Over the last few weeks, I have heard many leaders of EEF member firms bemoaning an election campaign in which personal abuse and casual spending pledges have eclipsed real debate on how Britain can earn its living for the future. They are right when they draw attention to the real big questions the new government must now return to tackling.
But if the campaign felt unedifying, reflect on what really happened last night. The Conservatives’ strategists, of whom Chancellor George Osborne is the leading light, have given a masterclass in consistently sticking to a plan. Five years ago they decided the election story: the government fixes the public finances, oversees economic recovery, shows leadership, and goes to the country on a clear choice between that track record and the inconsistent policies of the Opposition. Five years on, the coalition government was still on that script and that consistency paid off.

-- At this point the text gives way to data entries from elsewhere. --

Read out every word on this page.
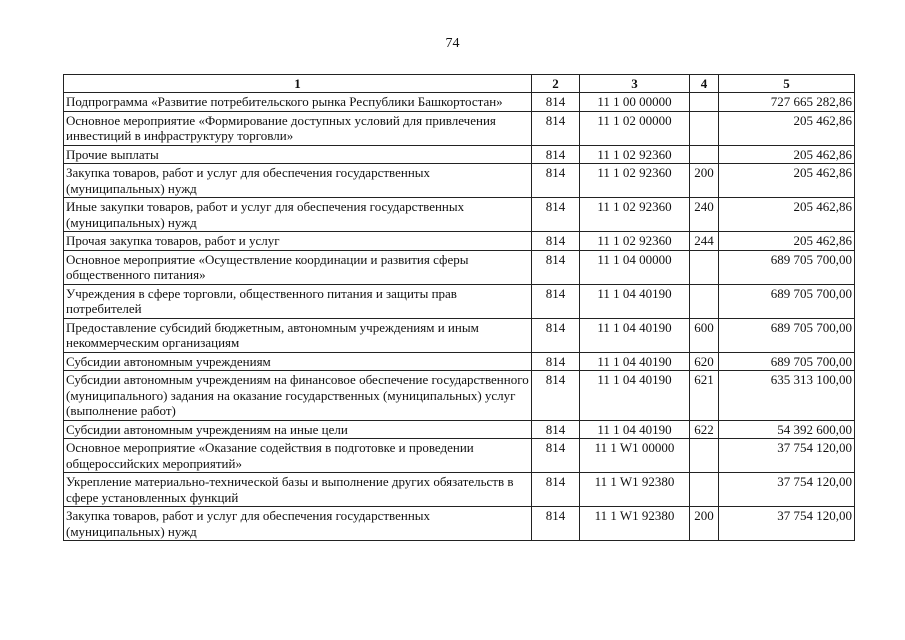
74
1	2	3	4	5
Подпрограмма «Развитие потребительского рынка Республики Башкортостан»	814	11 1 00 00000		727 665 282,86
Основное мероприятие «Формирование доступных условий для привлечения инвестиций в инфраструктуру торговли»	814	11 1 02 00000		205 462,86
Прочие выплаты	814	11 1 02 92360		205 462,86
Закупка товаров, работ и услуг для обеспечения государственных (муниципальных) нужд	814	11 1 02 92360	200	205 462,86
Иные закупки товаров, работ и услуг для обеспечения государственных (муниципальных) нужд	814	11 1 02 92360	240	205 462,86
Прочая закупка товаров, работ и услуг	814	11 1 02 92360	244	205 462,86
Основное мероприятие «Осуществление координации и развития сферы общественного питания»	814	11 1 04 00000		689 705 700,00
Учреждения в сфере торговли, общественного питания и защиты прав потребителей	814	11 1 04 40190		689 705 700,00
Предоставление субсидий бюджетным, автономным учреждениям и иным некоммерческим организациям	814	11 1 04 40190	600	689 705 700,00
Субсидии автономным учреждениям	814	11 1 04 40190	620	689 705 700,00
Субсидии автономным учреждениям на финансовое обеспечение государственного (муниципального) задания на оказание государственных (муниципальных) услуг (выполнение работ)	814	11 1 04 40190	621	635 313 100,00
Субсидии автономным учреждениям на иные цели	814	11 1 04 40190	622	54 392 600,00
Основное мероприятие «Оказание содействия в подготовке и проведении общероссийских мероприятий»	814	11 1 W1 00000		37 754 120,00
Укрепление материально-технической базы и выполнение других обязательств в сфере установленных функций	814	11 1 W1 92380		37 754 120,00
Закупка товаров, работ и услуг для обеспечения государственных (муниципальных) нужд	814	11 1 W1 92380	200	37 754 120,00
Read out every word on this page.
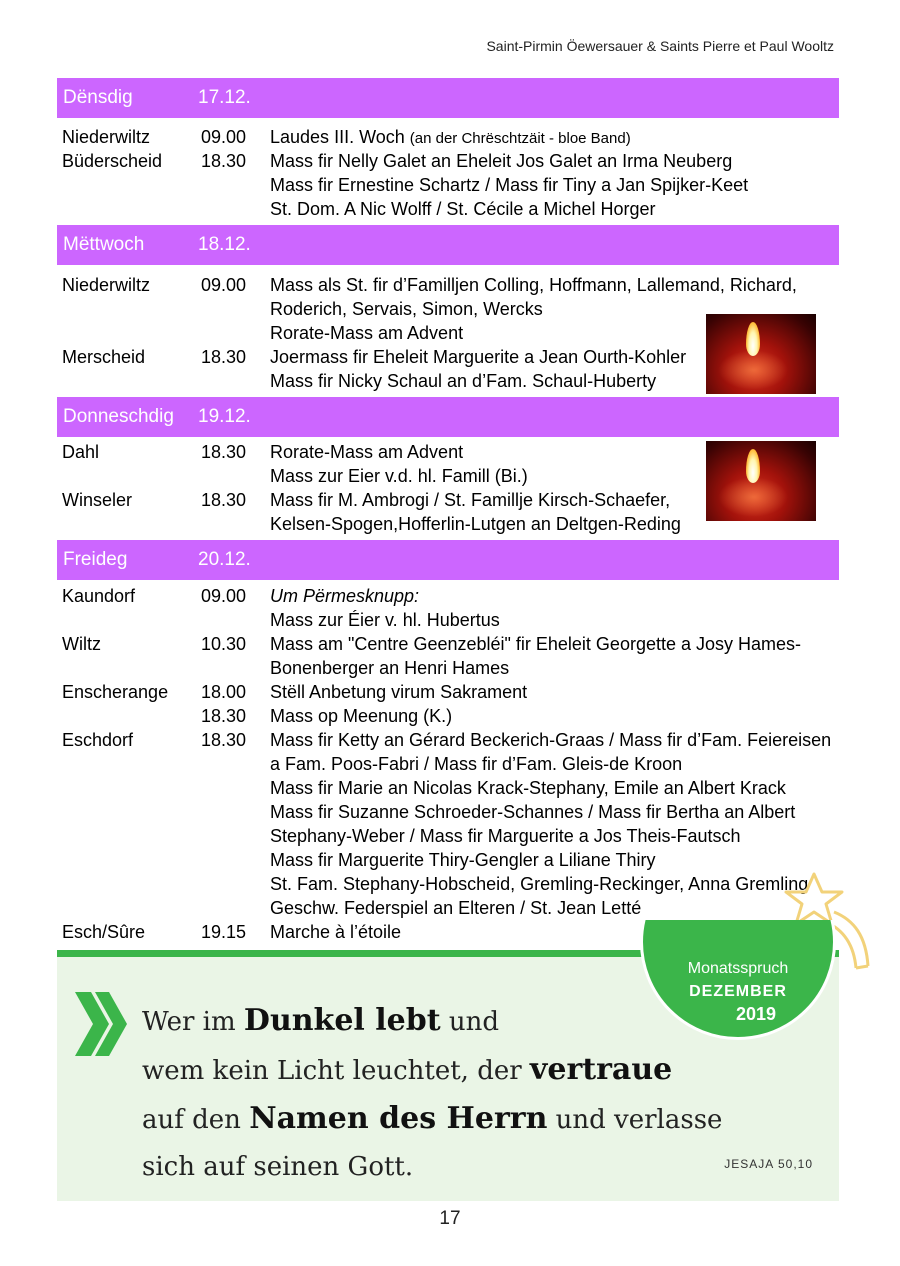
Saint-Pirmin Öewersauer & Saints Pierre et Paul Wooltz
Dënsdig	17.12.
Niederwiltz	09.00 Laudes III. Woch (an der Chrëschtzäit - bloe Band)
Büderscheid 18.30 Mass fir Nelly Galet an Eheleit Jos Galet an Irma Neuberg
Mass fir Ernestine Schartz / Mass fir Tiny a Jan Spijker-Keet
St. Dom. A Nic Wolff / St. Cécile a Michel Horger
Mëttwoch	18.12.
Niederwiltz	09.00 Mass als St. fir d’Familljen Colling, Hoffmann, Lallemand, Richard,
Roderich, Servais, Simon, Wercks
Rorate-Mass am Advent
Merscheid	18.30 Joermass fir Eheleit Marguerite a Jean Ourth-Kohler
Mass fir Nicky Schaul an d’Fam. Schaul-Huberty
Donneschdig 19.12.
Dahl	18.30 Rorate-Mass am Advent
Mass zur Eier v.d. hl. Famill (Bi.)
Winseler	18.30 Mass fir M. Ambrogi / St. Famillje Kirsch-Schaefer,
Kelsen-Spogen,Hofferlin-Lutgen an Deltgen-Reding
Freideg	20.12.
Kaundorf	09.00 Um Përmesknupp:
Mass zur Éier v. hl. Hubertus
Wiltz	10.30 Mass am "Centre Geenzebléi" fir Eheleit Georgette a Josy Hames-
Bonenberger an Henri Hames
Enscherange 18.00 Stëll Anbetung virum Sakrament
18.30 Mass op Meenung (K.)
Eschdorf	18.30 Mass fir Ketty an Gérard Beckerich-Graas / Mass fir d’Fam. Feiereisen
a Fam. Poos-Fabri / Mass fir d’Fam. Gleis-de Kroon
Mass fir Marie an Nicolas Krack-Stephany, Emile an Albert Krack
Mass fir Suzanne Schroeder-Schannes / Mass fir Bertha an Albert
Stephany-Weber / Mass fir Marguerite a Jos Theis-Fautsch
Mass fir Marguerite Thiry-Gengler a Liliane Thiry
St. Fam. Stephany-Hobscheid, Gremling-Reckinger, Anna Gremling
Geschw. Federspiel an Elteren / St. Jean Letté
Esch/Sûre	19.15 Marche à l’étoile
Wer im Dunkel lebt und
wem kein Licht leuchtet, der vertraue
auf den Namen des Herrn und verlasse
sich auf seinen Gott.	JESAJA 50,10
Monatsspruch
DEZEMBER
2019
17
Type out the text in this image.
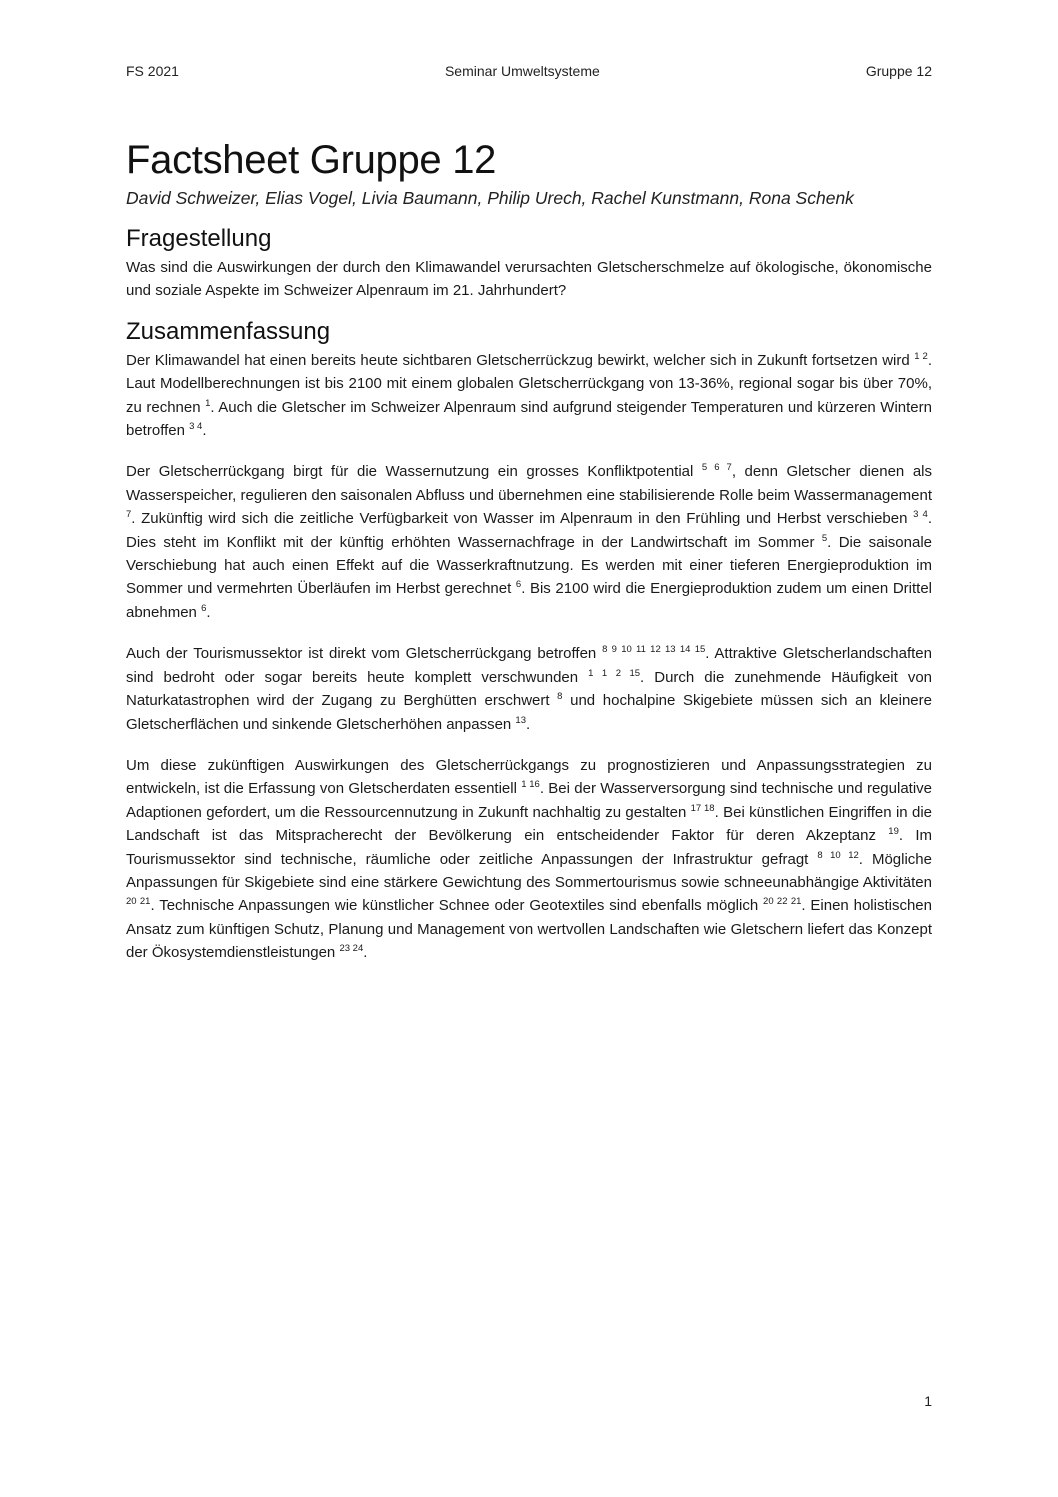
FS 2021	Seminar Umweltsysteme	Gruppe 12
Factsheet Gruppe 12
David Schweizer, Elias Vogel, Livia Baumann, Philip Urech, Rachel Kunstmann, Rona Schenk
Fragestellung

Was sind die Auswirkungen der durch den Klimawandel verursachten Gletscherschmelze auf ökologische, ökonomische und soziale Aspekte im Schweizer Alpenraum im 21. Jahrhundert?

Zusammenfassung

Der Klimawandel hat einen bereits heute sichtbaren Gletscherrückzug bewirkt, welcher sich in Zukunft fortsetzen wird $^{1 2}$. Laut Modellberechnungen ist bis 2100 mit einem globalen Gletscherrückgang von 13-36%, regional sogar bis über 70%, zu rechnen $^1$. Auch die Gletscher im Schweizer Alpenraum sind aufgrund steigender Temperaturen und kürzeren Wintern betroffen $^{3 4}$.

Der Gletscherrückgang birgt für die Wassernutzung ein grosses Konfliktpotential $^{5 6 7}$, denn Gletscher dienen als Wasserspeicher, regulieren den saisonalen Abfluss und übernehmen eine stabilisierende Rolle beim Wassermanagement $^7$. Zukünftig wird sich die zeitliche Verfügbarkeit von Wasser im Alpenraum in den Frühling und Herbst verschieben $^{3 4}$. Dies steht im Konflikt mit der künftig erhöhten Wassernachfrage in der Landwirtschaft im Sommer $^5$. Die saisonale Verschiebung hat auch einen Effekt auf die Wasserkraftnutzung. Es werden mit einer tieferen Energieproduktion im Sommer und vermehrten Überläufen im Herbst gerechnet $^6$. Bis 2100 wird die Energieproduktion zudem um einen Drittel abnehmen $^6$.

Auch der Tourismussektor ist direkt vom Gletscherrückgang betroffen $^{8 9 10 11 12 13 14 15}$. Attraktive Gletscherlandschaften sind bedroht oder sogar bereits heute komplett verschwunden $^{1 1 2 15}$. Durch die zunehmende Häufigkeit von Naturkatastrophen wird der Zugang zu Berghütten erschwert $^8$ und hochalpine Skigebiete müssen sich an kleinere Gletscherflächen und sinkende Gletscherhöhen anpassen $^{13}$.

Um diese zukünftigen Auswirkungen des Gletscherrückgangs zu prognostizieren und Anpassungsstrategien zu entwickeln, ist die Erfassung von Gletscherdaten essentiell $^{1 16}$. Bei der Wasserversorgung sind technische und regulative Adaptionen gefordert, um die Ressourcennutzung in Zukunft nachhaltig zu gestalten $^{17 18}$. Bei künstlichen Eingriffen in die Landschaft ist das Mitspracherecht der Bevölkerung ein entscheidender Faktor für deren Akzeptanz $^{19}$. Im Tourismussektor sind technische, räumliche oder zeitliche Anpassungen der Infrastruktur gefragt $^{8 10 12}$. Mögliche Anpassungen für Skigebiete sind eine stärkere Gewichtung des Sommertourismus sowie schneeunabhängige Aktivitäten $^{20 21}$. Technische Anpassungen wie künstlicher Schnee oder Geotextiles sind ebenfalls möglich $^{20 22 21}$. Einen holistischen Ansatz zum künftigen Schutz, Planung und Management von wertvollen Landschaften wie Gletschern liefert das Konzept der Ökosystemdienstleistungen $^{23 24}$.

1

Now here is the crossover with what business needs from the new government. EEF members have made it very clear that continuity and stability in business policy are crucial. The last government set a good path for infrastructure decisions and investment, by the end of the Parliament had begun to sort out skills policy, and had an industrial strategy and an approach to encouraging innovation that had traction. This gave firms some hope that Britain could address its productivity problem and export deficit, and that rebalancing the economy was doable.
The question now is whether the new government will show the same consistency and support in its approach to business policy it has shown in its political strategy. With the Conservatives no longer constrained by coalition, and the Lib Dem star Vince Cable no longer counterbalancing a suspicion of industrial strategy that runs deep in both the Treasury and important parts of the Conservative tradition, just how safe is the existing suite of policies when the coming Spending Review will be seeking billions in savings? And the new government will also, we assume, be proceeding with a referendum on Britain’s EU membership, with eurosceptical Conservative backbenchers feeling feistier than they have for a decade: there is still clearly potential for upheaval.
EEF members’ ask of this re-elected Prime Minister is more of the same. The paradox is that the circumstances of his re-election actually make policy stability harder. To keep things on track, it may be a pre-requisite for the business department BIS to be led by a Tory big beast who can take Treasury orthodoxy on and manage the Conservative eurosceptics. Michael Heseltine played that part once; now who might this generation’s Tarzan be?